Even today, there exist Python developers who don't use the distutils to distribute their packages, so anything that makes it even more difficult than it is today, isn't going to be a viable standard. The closer we can get in ease of use to just tarring up a directory, the more viable it'll be. (That's one reason, btw, why setuptools offers revision control support and find_packages() for automating discovery of what to include.)
> I'd have preferred to avoid that complexity, but if the two of us can't > agree then there's no way on earth to get a community consensus. > > Btw, pkg_resources' concept of "metadata" would also need to be > relocatable, since e.g. the "EggTranslations" package uses that metadata > to store localizations of image resources and message catalogs. (Other > uses of the metadata files also inlcude scripts, dependencies, version > info, etc.) > Actually, we should decide whether we want to support that kind of thing within the egg metadata at all. The other things we've been talking about belonging in the metadata are simple key value pairs. EggTranslations uses the metadata area as a data store. (Or in your definition, a resource store). This breaks with the definition of what metadata is. Translations don't store information about a package, they store alternate views of data within the package.
I was actually somewhat incorrect in my statement about the distinction between pkg_resources "metadata" and "resources"; "metadata" is really "data that goes with the distribution, not with a specific package within the distribution". Only some of this data is "about" the distribution; the rest is data "with" or "of" the distribution. (This is a slight API wart, but the use case exists nonetheless.)
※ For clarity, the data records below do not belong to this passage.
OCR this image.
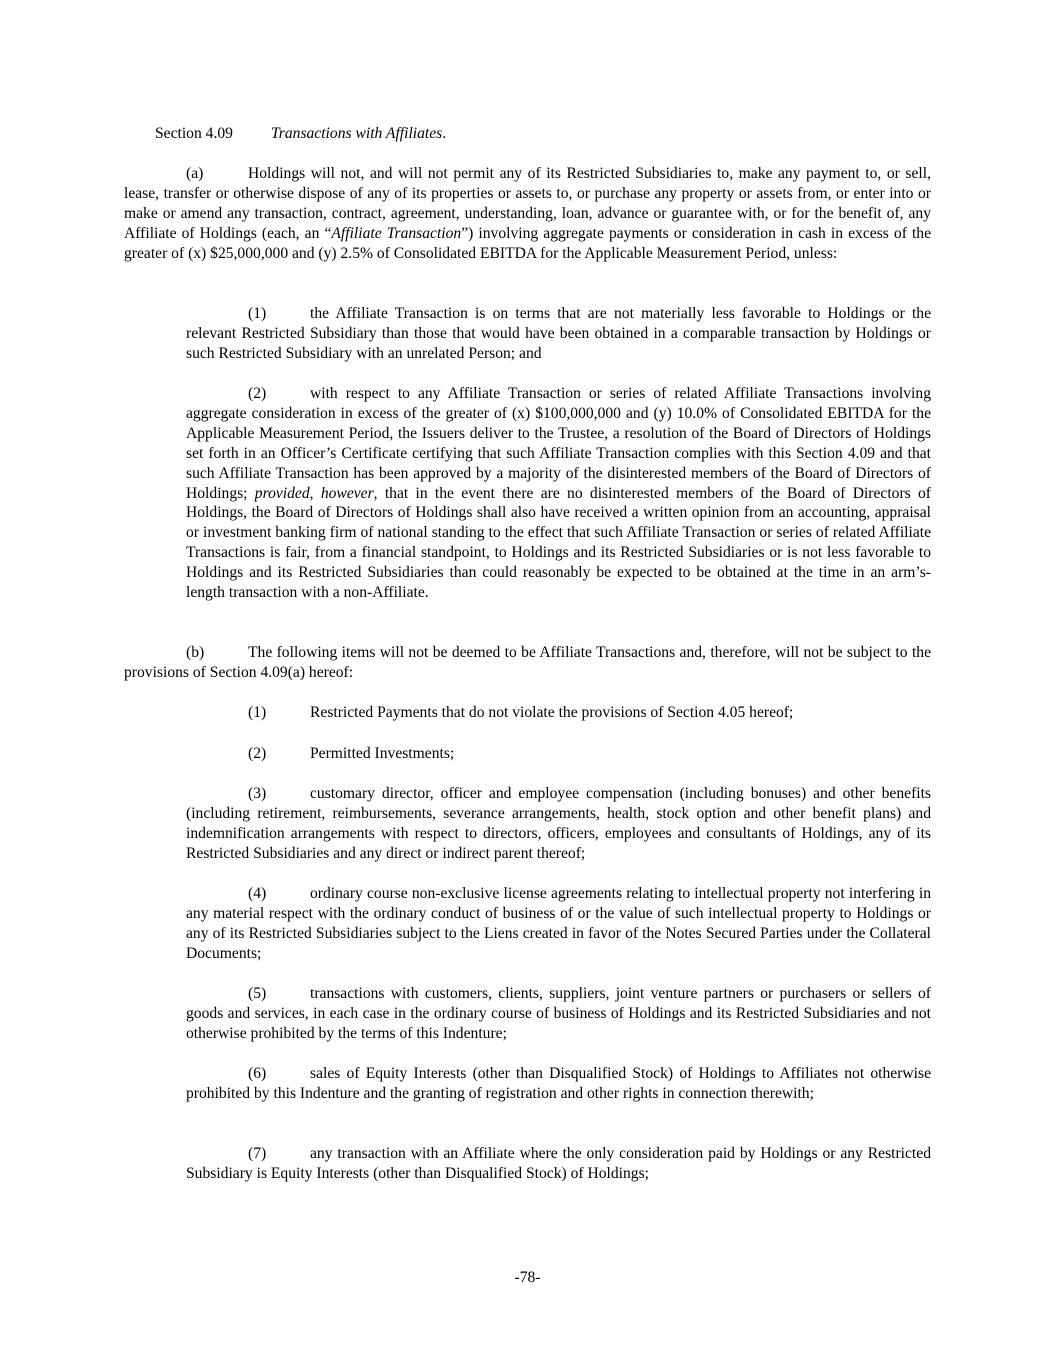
Section 4.09 Transactions with Affiliates.

(a)	Holdings will not, and will not permit any of its Restricted Subsidiaries to, make any payment to, or sell, lease, transfer or otherwise dispose of any of its properties or assets to, or purchase any property or assets from, or enter into or make or amend any transaction, contract, agreement, understanding, loan, advance or guarantee with, or for the benefit of, any Affiliate of Holdings (each, an “Affiliate Transaction”) involving aggregate payments or consideration in cash in excess of the greater of (x) $25,000,000 and (y) 2.5% of Consolidated EBITDA for the Applicable Measurement Period, unless:

(1)	the Affiliate Transaction is on terms that are not materially less favorable to Holdings or the relevant Restricted Subsidiary than those that would have been obtained in a comparable transaction by Holdings or such Restricted Subsidiary with an unrelated Person; and

(2)	with respect to any Affiliate Transaction or series of related Affiliate Transactions involving aggregate consideration in excess of the greater of (x) $100,000,000 and (y) 10.0% of Consolidated EBITDA for the Applicable Measurement Period, the Issuers deliver to the Trustee, a resolution of the Board of Directors of Holdings set forth in an Officer’s Certificate certifying that such Affiliate Transaction complies with this Section 4.09 and that such Affiliate Transaction has been approved by a majority of the disinterested members of the Board of Directors of Holdings; provided, however, that in the event there are no disinterested members of the Board of Directors of Holdings, the Board of Directors of Holdings shall also have received a written opinion from an accounting, appraisal or investment banking firm of national standing to the effect that such Affiliate Transaction or series of related Affiliate Transactions is fair, from a financial standpoint, to Holdings and its Restricted Subsidiaries or is not less favorable to Holdings and its Restricted Subsidiaries than could reasonably be expected to be obtained at the time in an arm’s-length transaction with a non-Affiliate.

(b)	The following items will not be deemed to be Affiliate Transactions and, therefore, will not be subject to the provisions of Section 4.09(a) hereof:

(1)	Restricted Payments that do not violate the provisions of Section 4.05 hereof;

(2)	Permitted Investments;

(3)	customary director, officer and employee compensation (including bonuses) and other benefits (including retirement, reimbursements, severance arrangements, health, stock option and other benefit plans) and indemnification arrangements with respect to directors, officers, employees and consultants of Holdings, any of its Restricted Subsidiaries and any direct or indirect parent thereof;

(4)	ordinary course non-exclusive license agreements relating to intellectual property not interfering in any material respect with the ordinary conduct of business of or the value of such intellectual property to Holdings or any of its Restricted Subsidiaries subject to the Liens created in favor of the Notes Secured Parties under the Collateral Documents;

(5)	transactions with customers, clients, suppliers, joint venture partners or purchasers or sellers of goods and services, in each case in the ordinary course of business of Holdings and its Restricted Subsidiaries and not otherwise prohibited by the terms of this Indenture;

(6)	sales of Equity Interests (other than Disqualified Stock) of Holdings to Affiliates not otherwise prohibited by this Indenture and the granting of registration and other rights in connection therewith;

(7)	any transaction with an Affiliate where the only consideration paid by Holdings or any Restricted Subsidiary is Equity Interests (other than Disqualified Stock) of Holdings;

-78-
Meanwhile, regarding the proposed key-value pairs system, I don't see how that works; "extras" dependency information and entry points are a bit more structured than just key-value pairs; both are currently represented as .ini-like files with arbitrary section names. I suppose you could squash those entire files into values in some sort of key-value system, but that seems a bit hairy to me. In particular, setuptools design choice for separate metadata files is that many of these things don't need to be loaded at the same time. Also, PKG-INFO-style metadata can contain rather large blobs of text that aren't needed or useful at runtime. Entry points and extras are mostly runtime metadata, with the occasional bit of build or install usage.